Greek classical scholar (1901–1937)

Ioannis Sykoutris (also Johannes Sykutris; Greek: Ιωάννης Συκουτρής; 1 December 1901 – 22 September 1937) was a Greek classical philologist and professor at the University of Athens.

== Early life and education ==
Sykoutris was born in 1901 in Smyrna to a very poor family of Chian origin. He graduated in 1918 from the Evangelical School of Smyrna and became a school teacher. In 1919, he went to Athens where he studied at the Faculty of Letters of the University of Athens, graduating in 1922. With the burning of Smyrna in 1922, his family came to Athens.

In 1925, he went to Leipzig and Berlin for further studies and returned to Greece in 1929.

== Career ==
Between 1922 and 1924 he taught philosophy, ancient Greek and modern Greek at the Pancyprian Seminary of Larnaca (Παγκύπριο Ιεροδιδασκαλείο Λάρνακας). He was interested in Cypriot history and ethnography and he travelled across the island to collect material for his research. While in Cyprus, in January 1923, he founded with other literary figures of the time, such as Neoklis Kyriazis and Nikodimos Mylonas, the first Cypriot literary journal, Kypriaka Chronika.

In 1924, he returned to Greece, where he worked in the Philosophiko Spoudastirio (Φιλοσοφικό Σπουδαστήριο).
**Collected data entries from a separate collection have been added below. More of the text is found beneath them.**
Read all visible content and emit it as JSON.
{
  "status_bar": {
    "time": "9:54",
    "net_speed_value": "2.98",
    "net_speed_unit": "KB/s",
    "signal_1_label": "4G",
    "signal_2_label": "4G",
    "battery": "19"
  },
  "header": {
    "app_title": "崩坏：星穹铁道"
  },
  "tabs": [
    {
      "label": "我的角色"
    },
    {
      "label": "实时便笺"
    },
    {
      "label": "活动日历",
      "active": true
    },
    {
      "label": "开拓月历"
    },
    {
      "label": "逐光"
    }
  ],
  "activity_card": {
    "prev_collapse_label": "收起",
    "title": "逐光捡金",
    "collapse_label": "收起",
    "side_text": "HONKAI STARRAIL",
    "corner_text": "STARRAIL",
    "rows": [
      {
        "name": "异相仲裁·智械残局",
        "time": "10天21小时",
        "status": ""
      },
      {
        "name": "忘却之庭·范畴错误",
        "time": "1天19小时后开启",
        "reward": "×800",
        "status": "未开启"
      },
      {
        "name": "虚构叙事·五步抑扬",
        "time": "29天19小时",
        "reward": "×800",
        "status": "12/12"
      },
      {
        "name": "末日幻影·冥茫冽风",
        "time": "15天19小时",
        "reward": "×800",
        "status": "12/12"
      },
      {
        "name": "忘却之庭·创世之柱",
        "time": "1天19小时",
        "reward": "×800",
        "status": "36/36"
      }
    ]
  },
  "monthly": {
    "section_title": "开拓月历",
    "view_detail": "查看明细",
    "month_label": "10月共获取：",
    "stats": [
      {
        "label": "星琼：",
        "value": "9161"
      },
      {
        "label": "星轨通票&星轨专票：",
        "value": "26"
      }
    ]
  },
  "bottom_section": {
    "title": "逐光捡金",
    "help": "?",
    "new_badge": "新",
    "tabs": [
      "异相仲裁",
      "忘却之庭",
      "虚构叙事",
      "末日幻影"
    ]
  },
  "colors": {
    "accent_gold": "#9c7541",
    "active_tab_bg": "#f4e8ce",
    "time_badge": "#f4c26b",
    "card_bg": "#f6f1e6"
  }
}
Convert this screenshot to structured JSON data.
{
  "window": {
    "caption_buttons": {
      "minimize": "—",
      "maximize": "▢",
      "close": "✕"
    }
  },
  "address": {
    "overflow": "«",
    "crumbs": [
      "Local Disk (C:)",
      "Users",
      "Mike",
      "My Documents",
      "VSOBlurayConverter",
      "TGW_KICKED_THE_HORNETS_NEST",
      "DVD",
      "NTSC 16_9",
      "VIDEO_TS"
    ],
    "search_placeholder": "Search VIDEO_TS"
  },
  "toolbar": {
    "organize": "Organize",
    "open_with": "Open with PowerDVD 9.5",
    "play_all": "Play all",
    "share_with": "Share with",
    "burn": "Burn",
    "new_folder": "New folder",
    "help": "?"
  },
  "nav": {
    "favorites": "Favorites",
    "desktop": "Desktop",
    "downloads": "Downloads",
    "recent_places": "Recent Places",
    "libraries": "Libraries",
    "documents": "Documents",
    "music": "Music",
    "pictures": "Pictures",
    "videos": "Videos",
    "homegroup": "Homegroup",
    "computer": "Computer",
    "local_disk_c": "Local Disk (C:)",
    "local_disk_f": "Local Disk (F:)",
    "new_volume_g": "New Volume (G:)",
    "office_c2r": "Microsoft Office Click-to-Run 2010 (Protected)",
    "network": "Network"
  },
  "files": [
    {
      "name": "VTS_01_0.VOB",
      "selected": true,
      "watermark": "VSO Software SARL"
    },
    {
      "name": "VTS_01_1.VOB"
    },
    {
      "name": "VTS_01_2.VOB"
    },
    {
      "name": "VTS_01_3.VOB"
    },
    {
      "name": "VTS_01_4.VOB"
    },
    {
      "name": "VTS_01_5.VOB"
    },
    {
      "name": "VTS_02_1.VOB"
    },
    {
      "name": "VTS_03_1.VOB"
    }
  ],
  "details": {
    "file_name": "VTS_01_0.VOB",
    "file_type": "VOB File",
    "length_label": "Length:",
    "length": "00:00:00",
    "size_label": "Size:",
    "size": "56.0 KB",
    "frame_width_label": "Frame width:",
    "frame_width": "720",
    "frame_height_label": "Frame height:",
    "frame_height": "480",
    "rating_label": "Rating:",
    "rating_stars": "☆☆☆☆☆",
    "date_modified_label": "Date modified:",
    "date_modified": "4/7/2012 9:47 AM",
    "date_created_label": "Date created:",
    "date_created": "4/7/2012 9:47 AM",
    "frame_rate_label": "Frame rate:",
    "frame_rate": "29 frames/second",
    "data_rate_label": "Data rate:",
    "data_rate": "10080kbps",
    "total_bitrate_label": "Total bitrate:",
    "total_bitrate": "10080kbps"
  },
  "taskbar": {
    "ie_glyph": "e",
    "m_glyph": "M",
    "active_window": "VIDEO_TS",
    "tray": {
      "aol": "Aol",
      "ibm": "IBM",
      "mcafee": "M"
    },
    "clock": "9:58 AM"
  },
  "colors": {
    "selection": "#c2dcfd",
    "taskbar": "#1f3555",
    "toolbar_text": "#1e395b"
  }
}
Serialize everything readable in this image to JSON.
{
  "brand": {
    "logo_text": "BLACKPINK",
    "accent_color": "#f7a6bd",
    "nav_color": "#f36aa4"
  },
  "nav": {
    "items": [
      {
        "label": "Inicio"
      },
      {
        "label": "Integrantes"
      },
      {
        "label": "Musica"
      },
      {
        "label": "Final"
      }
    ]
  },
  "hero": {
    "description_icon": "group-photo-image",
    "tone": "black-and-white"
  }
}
In 1929, he taught at the Arsakeio, subsequently he was employed at the Academy of Athens and finally as a lecturer of Ancient Greek literature at the University of Athens. Some of his favourite students were Antonis Moraitis [el], and Demetrios Capetanakis.

Together with Simos Menardos, he revived the series of Hellenike Bibliotheke of Adamantios Korais, under the auspices of the Academy of Athens.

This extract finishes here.